The market was a hive of activity. Sellers yelling their wares and trying to convince visitors that they had the best produce. It was a visual delight and an abundance of colour making you want to buy everything they had from the glorious array of sweets and dates to the plump green marrows. Spices were abundant, everything from saffron to Turmeric and xxx grown here in the holy land.

Downtown was chaotic. Horns blaring and cars not following any signs or rules. You took your life in your hands trying to cross the road. Clothes shops were prominent with all the latest arab styles from hijabs for the women to long male cloaks, but western wear was especially prominent in this almost democratic country. If you've been to Dubai you will know what I mean. I did not see beggars but Mohammed assured me there were plenty in the city looking for handouts. The King provided healthcare and education but it was up to the individual to survive the economic upturns and downturns.

This was not a shoe shiner but a freelancer making his way through life. I watched him for a while before I got my shoes shined and noticed that he didn't accost anyone, didn't talk to anyone, didn't market what he was doing, just shined shoes to the best of his ability and experience to whoever stopped. For two dinars it was worth it just for the photos, and he did an excellent job. On asking he confirmed he had been shining shoes for 50 years and had had no other job his whole life.
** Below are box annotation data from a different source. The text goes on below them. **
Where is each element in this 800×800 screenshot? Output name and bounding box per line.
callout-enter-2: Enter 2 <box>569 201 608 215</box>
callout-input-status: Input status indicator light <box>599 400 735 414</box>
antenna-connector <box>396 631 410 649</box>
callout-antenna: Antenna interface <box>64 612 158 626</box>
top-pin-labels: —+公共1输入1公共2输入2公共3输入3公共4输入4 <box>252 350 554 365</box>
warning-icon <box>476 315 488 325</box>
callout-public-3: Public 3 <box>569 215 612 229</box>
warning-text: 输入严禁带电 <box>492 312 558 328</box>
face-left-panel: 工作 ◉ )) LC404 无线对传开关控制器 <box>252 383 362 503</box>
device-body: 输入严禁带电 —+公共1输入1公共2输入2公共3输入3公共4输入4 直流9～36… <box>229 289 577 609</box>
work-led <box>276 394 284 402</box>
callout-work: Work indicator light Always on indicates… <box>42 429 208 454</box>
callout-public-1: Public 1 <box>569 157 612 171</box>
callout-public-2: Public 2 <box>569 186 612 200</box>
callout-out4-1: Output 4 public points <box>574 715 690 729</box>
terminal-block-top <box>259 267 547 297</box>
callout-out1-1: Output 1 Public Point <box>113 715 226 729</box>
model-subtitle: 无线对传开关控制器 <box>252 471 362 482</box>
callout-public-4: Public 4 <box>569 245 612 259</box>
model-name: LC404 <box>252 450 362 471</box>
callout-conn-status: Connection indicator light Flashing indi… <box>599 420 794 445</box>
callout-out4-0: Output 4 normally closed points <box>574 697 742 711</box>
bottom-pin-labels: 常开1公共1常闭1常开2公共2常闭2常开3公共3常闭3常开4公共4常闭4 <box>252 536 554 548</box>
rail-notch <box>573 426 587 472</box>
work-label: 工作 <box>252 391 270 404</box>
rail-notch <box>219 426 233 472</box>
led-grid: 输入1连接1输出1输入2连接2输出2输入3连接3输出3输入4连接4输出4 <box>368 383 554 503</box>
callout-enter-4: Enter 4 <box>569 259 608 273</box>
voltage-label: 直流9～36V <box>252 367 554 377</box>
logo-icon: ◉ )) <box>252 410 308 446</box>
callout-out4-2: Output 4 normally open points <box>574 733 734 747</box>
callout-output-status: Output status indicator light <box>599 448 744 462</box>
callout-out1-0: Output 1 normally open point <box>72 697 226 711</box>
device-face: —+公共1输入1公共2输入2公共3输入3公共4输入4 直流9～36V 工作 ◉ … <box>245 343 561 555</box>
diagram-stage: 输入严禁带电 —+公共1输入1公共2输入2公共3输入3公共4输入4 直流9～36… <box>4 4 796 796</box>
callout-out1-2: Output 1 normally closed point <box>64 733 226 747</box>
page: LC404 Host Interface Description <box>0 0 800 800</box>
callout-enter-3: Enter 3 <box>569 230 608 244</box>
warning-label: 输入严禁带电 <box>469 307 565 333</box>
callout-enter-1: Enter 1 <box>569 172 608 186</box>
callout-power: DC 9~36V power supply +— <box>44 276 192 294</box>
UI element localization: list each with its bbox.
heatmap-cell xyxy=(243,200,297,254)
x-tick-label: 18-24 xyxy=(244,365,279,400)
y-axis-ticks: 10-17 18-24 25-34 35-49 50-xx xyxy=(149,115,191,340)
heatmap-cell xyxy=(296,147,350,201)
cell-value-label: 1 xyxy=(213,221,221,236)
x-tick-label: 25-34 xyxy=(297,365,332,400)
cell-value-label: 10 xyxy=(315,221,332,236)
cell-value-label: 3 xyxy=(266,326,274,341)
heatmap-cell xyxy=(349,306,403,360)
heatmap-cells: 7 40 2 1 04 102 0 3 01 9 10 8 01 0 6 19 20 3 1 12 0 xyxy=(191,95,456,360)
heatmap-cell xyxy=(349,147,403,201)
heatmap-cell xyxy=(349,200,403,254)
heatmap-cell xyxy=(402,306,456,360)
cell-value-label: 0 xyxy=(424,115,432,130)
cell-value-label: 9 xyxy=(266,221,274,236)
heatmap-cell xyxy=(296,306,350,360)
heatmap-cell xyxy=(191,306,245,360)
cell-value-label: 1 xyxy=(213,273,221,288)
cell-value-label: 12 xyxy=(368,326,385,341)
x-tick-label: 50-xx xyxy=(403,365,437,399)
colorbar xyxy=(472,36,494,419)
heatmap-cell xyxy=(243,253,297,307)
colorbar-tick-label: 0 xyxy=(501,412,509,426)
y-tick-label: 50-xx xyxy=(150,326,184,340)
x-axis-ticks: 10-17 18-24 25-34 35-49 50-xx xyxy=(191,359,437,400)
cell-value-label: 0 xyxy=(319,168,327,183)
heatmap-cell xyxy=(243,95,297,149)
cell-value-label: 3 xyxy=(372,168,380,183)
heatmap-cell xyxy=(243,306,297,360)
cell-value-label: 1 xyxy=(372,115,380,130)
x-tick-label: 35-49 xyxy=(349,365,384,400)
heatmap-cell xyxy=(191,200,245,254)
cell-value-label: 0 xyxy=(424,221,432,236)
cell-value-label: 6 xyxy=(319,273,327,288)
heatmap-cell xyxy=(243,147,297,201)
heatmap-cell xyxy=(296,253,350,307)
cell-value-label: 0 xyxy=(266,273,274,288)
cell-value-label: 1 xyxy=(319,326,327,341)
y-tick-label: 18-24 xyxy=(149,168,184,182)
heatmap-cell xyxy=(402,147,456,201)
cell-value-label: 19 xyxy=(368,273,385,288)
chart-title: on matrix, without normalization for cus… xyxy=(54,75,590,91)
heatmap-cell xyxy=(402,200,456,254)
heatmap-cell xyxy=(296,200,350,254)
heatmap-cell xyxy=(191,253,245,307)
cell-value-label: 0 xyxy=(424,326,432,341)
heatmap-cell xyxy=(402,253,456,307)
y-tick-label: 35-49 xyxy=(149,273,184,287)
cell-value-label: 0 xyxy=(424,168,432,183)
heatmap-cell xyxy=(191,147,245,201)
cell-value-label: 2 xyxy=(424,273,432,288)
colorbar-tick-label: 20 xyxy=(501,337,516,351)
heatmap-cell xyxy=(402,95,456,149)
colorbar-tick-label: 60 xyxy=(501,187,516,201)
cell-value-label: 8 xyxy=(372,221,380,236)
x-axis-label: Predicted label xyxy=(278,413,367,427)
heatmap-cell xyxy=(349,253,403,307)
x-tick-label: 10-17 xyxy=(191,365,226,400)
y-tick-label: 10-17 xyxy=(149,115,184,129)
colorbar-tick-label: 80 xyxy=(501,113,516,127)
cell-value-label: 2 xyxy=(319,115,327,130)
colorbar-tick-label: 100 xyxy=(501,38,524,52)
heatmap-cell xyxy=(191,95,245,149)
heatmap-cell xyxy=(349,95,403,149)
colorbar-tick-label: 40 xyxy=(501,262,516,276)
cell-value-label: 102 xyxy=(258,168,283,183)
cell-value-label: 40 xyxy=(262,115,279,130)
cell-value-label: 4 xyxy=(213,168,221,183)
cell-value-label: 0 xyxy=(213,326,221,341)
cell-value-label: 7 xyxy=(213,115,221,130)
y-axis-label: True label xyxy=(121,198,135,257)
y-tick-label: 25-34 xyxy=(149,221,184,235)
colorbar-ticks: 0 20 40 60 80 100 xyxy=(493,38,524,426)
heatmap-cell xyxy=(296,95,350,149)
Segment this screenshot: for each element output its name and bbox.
Amman was, like many cities in Europe the Middle East and Africa, colonized and conquered by Alexander the great, the Macedonians, the Byzantines and the Romans who arrived in 63 BC and stayed for four centuries. Their influence is everywhere in its architecture. none more so than the theatre arena which dominates the downtown area of the city. With its own museum off to one side this wondrous arena is now home to plays and musical festivals such as the Al-Balad.
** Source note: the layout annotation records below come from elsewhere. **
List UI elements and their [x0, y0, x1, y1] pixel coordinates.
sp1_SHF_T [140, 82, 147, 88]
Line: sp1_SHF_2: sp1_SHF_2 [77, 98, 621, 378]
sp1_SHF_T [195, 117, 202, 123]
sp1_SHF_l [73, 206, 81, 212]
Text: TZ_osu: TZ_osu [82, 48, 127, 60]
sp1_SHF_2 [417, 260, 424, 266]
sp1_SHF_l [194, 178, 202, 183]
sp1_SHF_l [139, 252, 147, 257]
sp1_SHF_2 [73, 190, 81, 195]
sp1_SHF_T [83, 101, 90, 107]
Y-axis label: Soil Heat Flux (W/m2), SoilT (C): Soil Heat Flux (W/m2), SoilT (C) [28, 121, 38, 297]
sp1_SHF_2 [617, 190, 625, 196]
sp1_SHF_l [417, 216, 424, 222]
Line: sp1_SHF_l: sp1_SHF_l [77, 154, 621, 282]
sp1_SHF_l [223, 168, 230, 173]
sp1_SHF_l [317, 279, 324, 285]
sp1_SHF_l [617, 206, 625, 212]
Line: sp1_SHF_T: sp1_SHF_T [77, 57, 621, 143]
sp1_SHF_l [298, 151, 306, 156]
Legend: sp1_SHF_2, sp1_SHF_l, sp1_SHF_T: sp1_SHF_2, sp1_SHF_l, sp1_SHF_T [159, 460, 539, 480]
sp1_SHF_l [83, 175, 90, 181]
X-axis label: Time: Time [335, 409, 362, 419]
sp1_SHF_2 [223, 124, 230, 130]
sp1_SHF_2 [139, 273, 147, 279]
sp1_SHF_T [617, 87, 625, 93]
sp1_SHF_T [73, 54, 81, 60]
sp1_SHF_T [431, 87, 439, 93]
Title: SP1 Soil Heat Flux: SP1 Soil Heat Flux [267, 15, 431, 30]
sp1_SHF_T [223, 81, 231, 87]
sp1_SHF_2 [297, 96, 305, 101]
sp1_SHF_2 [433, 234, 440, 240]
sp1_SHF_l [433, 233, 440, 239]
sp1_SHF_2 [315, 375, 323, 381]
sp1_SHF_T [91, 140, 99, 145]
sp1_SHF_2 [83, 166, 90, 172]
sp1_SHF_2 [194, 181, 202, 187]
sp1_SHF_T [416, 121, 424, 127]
Among the world's oldest inhabited places, the Citadel is where you get a full sense of history of this grand city. Formerly known as Philadelphia when it was conquered by the Greeks in the 3rd century BC, Amman has been around for 3000 years since the Iron and bronze ages. Statues of Hercules which date from the 2nd century AD show in the architecture, but standing in the middle gives you a sense of being a part of the past when this city was alive at the turn of the first millennium. Being amongst the giant pillars and carved stones are like being in a Cecille B.De Mille movie where you almost expect to be part of the Ten commandments.

The Archaeological museum is extremely small but well worth the effort if you have time. At times this unique building houses the famous Dead Sea scrolls, but unfortunately they were out on tour during my visit. There is no guided tour inside, just pay for a ticket then wander around and look at items carved thousands of years ago. Some of them so intricate you wonder if they are man made. Built in 1951 this classic museum houses artifacts from the Paleolithic prehistoric times to the 15th century.
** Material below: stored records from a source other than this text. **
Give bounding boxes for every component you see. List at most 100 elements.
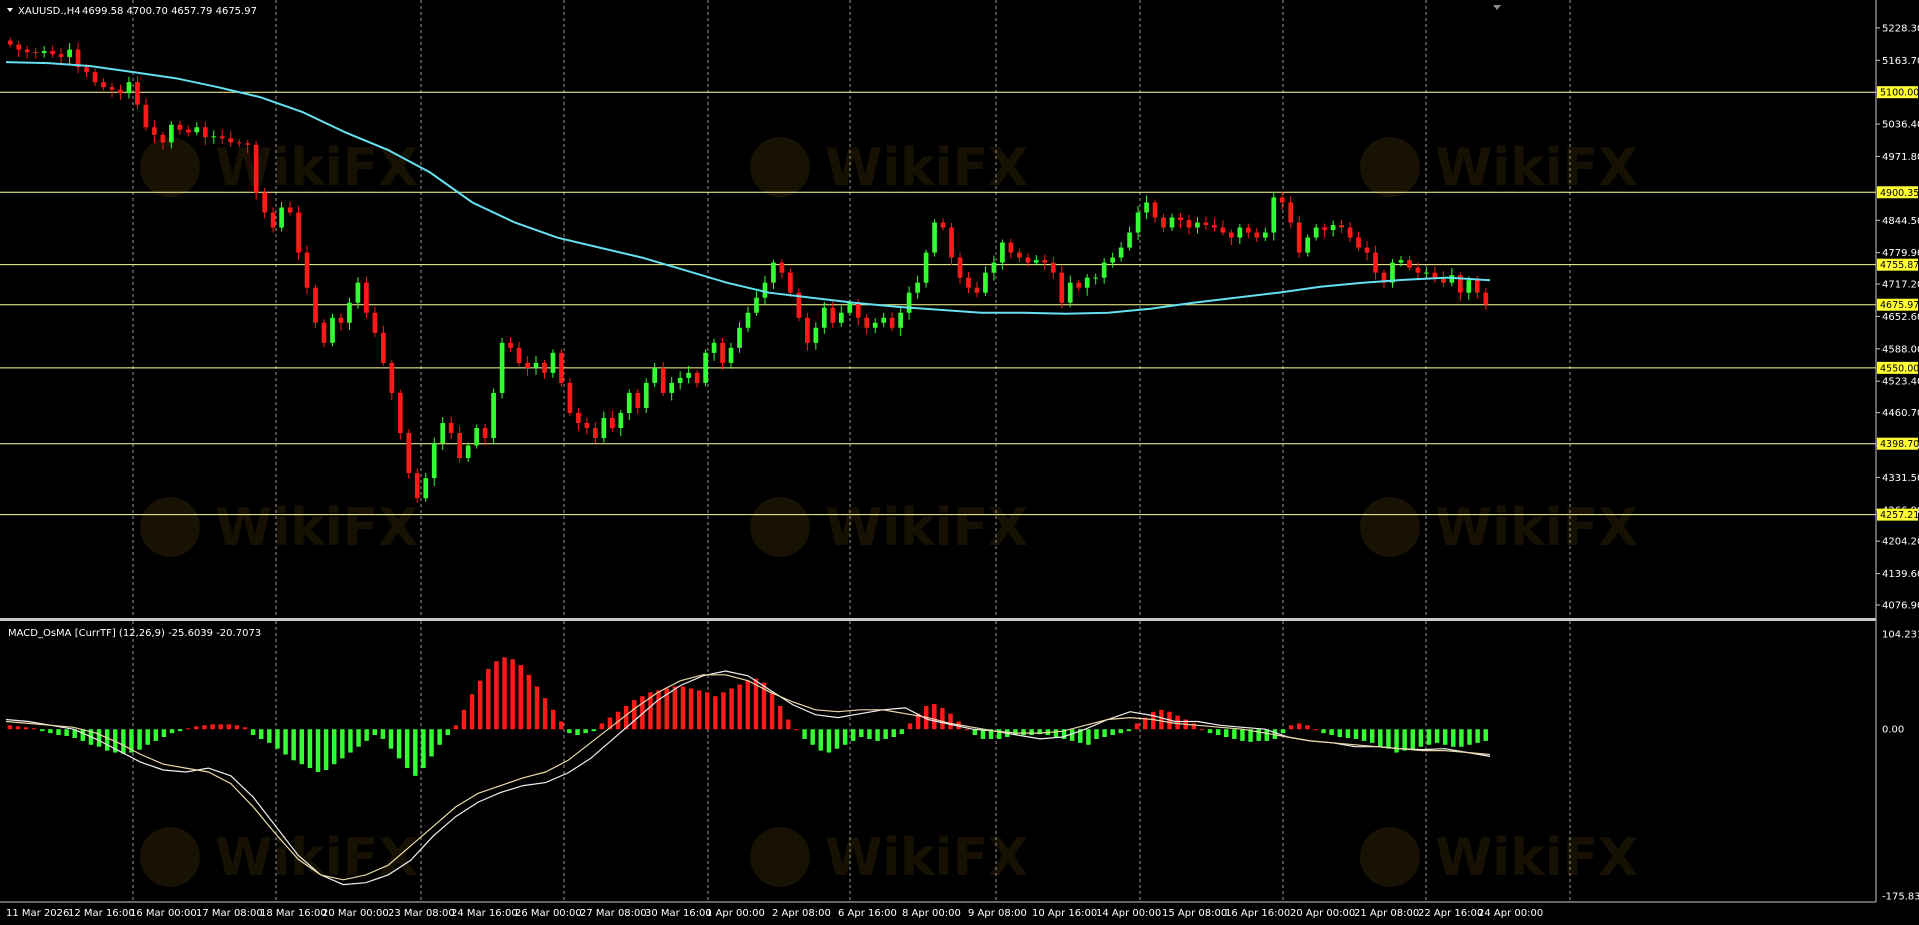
osma-bar[interactable] bbox=[348, 729, 353, 753]
osma-bar[interactable] bbox=[680, 686, 686, 730]
candle[interactable] bbox=[169, 121, 174, 149]
osma-bar[interactable] bbox=[1467, 729, 1472, 745]
candle[interactable] bbox=[745, 306, 751, 332]
candle[interactable] bbox=[296, 205, 301, 261]
candle[interactable] bbox=[796, 288, 802, 322]
candle[interactable] bbox=[304, 245, 310, 295]
osma-bar[interactable] bbox=[1305, 725, 1310, 730]
osma-bar[interactable] bbox=[632, 700, 637, 730]
osma-bar[interactable] bbox=[1029, 729, 1034, 736]
osma-bar[interactable] bbox=[599, 723, 605, 730]
osma-bar[interactable] bbox=[859, 729, 864, 737]
osma-bar[interactable] bbox=[291, 729, 296, 761]
candle[interactable] bbox=[1432, 266, 1438, 284]
candle[interactable] bbox=[372, 306, 378, 337]
osma-bar[interactable] bbox=[664, 688, 669, 730]
candle[interactable] bbox=[219, 129, 225, 144]
candle[interactable] bbox=[1076, 279, 1082, 292]
candle[interactable] bbox=[1262, 227, 1268, 242]
osma-bar[interactable] bbox=[518, 665, 523, 730]
candle[interactable] bbox=[118, 84, 123, 100]
candle[interactable] bbox=[152, 120, 157, 143]
osma-bar[interactable] bbox=[31, 728, 37, 730]
candle[interactable] bbox=[1245, 223, 1251, 239]
osma-bar[interactable] bbox=[250, 729, 256, 736]
osma-bar[interactable] bbox=[1224, 729, 1229, 737]
osma-bar[interactable] bbox=[567, 729, 572, 734]
candle[interactable] bbox=[1279, 191, 1285, 210]
candle[interactable] bbox=[533, 355, 539, 375]
osma-bar[interactable] bbox=[461, 709, 467, 730]
candle[interactable] bbox=[779, 259, 785, 279]
osma-bar[interactable] bbox=[778, 705, 783, 730]
osma-bar[interactable] bbox=[1345, 729, 1351, 738]
candle[interactable] bbox=[1381, 269, 1387, 289]
osma-bar[interactable] bbox=[1232, 729, 1237, 739]
osma-bar[interactable] bbox=[721, 692, 726, 730]
osma-bar[interactable] bbox=[259, 729, 264, 739]
moving-average-line[interactable] bbox=[5, 61, 1491, 315]
candle[interactable] bbox=[1457, 272, 1463, 301]
osma-bar[interactable] bbox=[786, 719, 791, 730]
osma-bar[interactable] bbox=[834, 729, 840, 749]
candle[interactable] bbox=[101, 78, 106, 91]
osma-bar[interactable] bbox=[56, 729, 61, 736]
osma-bar[interactable] bbox=[875, 729, 880, 741]
candle[interactable] bbox=[1186, 214, 1192, 235]
candle[interactable] bbox=[457, 426, 463, 464]
candle[interactable] bbox=[185, 125, 191, 137]
osma-bar[interactable] bbox=[810, 729, 815, 745]
osma-bar[interactable] bbox=[915, 713, 921, 730]
candle[interactable] bbox=[338, 313, 344, 331]
osma-bar[interactable] bbox=[1264, 729, 1270, 741]
osma-histogram[interactable] bbox=[7, 657, 1488, 776]
osma-bar[interactable] bbox=[891, 729, 896, 737]
osma-bar[interactable] bbox=[1394, 729, 1399, 753]
candle[interactable] bbox=[1059, 266, 1065, 309]
candle[interactable] bbox=[898, 306, 903, 336]
candle[interactable] bbox=[626, 389, 632, 420]
osma-bar[interactable] bbox=[283, 729, 288, 755]
osma-bar[interactable] bbox=[1215, 729, 1221, 736]
osma-bar[interactable] bbox=[1410, 729, 1415, 749]
osma-bar[interactable] bbox=[818, 729, 824, 751]
candle[interactable] bbox=[381, 325, 386, 366]
osma-bar[interactable] bbox=[48, 729, 53, 734]
osma-bar[interactable] bbox=[307, 729, 313, 769]
candle[interactable] bbox=[694, 369, 700, 388]
candle[interactable] bbox=[1144, 195, 1149, 220]
candle[interactable] bbox=[932, 219, 937, 257]
candle[interactable] bbox=[635, 388, 641, 414]
candle[interactable] bbox=[397, 389, 403, 440]
candle[interactable] bbox=[1288, 195, 1294, 229]
candle[interactable] bbox=[431, 437, 437, 487]
osma-bar[interactable] bbox=[575, 729, 580, 736]
osma-bar[interactable] bbox=[396, 729, 402, 759]
osma-bar[interactable] bbox=[7, 725, 13, 730]
candle[interactable] bbox=[1313, 224, 1319, 241]
candle[interactable] bbox=[67, 43, 72, 65]
candle[interactable] bbox=[1441, 271, 1446, 288]
osma-bar[interactable] bbox=[218, 724, 223, 730]
osma-bar[interactable] bbox=[769, 692, 775, 730]
candle[interactable] bbox=[202, 121, 208, 145]
osma-bar[interactable] bbox=[331, 729, 337, 765]
osma-bar[interactable] bbox=[1053, 729, 1059, 737]
osma-bar[interactable] bbox=[826, 729, 832, 753]
candle[interactable] bbox=[643, 378, 649, 413]
osma-bar[interactable] bbox=[299, 729, 305, 765]
osma-bar[interactable] bbox=[672, 686, 678, 730]
osma-bar[interactable] bbox=[153, 729, 159, 741]
osma-bar[interactable] bbox=[1159, 709, 1164, 730]
candle[interactable] bbox=[1373, 245, 1378, 280]
candle[interactable] bbox=[1135, 205, 1141, 241]
candle[interactable] bbox=[949, 223, 954, 266]
candle[interactable] bbox=[1322, 223, 1327, 238]
candle[interactable] bbox=[499, 337, 505, 399]
osma-bar[interactable] bbox=[988, 729, 994, 739]
candle[interactable] bbox=[805, 312, 810, 351]
candle[interactable] bbox=[576, 407, 581, 431]
osma-bar[interactable] bbox=[234, 725, 240, 730]
osma-bar[interactable] bbox=[413, 729, 418, 776]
The Kings palace, is a must see during your visit. Known as the Rhagadan Palace it is close to both the railway station and airport in the old sector. Constructed in traditional Islamic style, the palace can be used by local residents for daily prayers. it has daily tours. For more information go to

http://www.kinghussein.gov.jo/royal_palaces.html.

Amman is a brand new modern airport and one of the best in the Middle East. Named the Queen Alia airport after the monarch was killed in a helicopter crash in 1977, this airport was renovated and new terminals built in 2013 and 2014 replacing the old out dated structure. It has recently won awards as the best in the Middle East.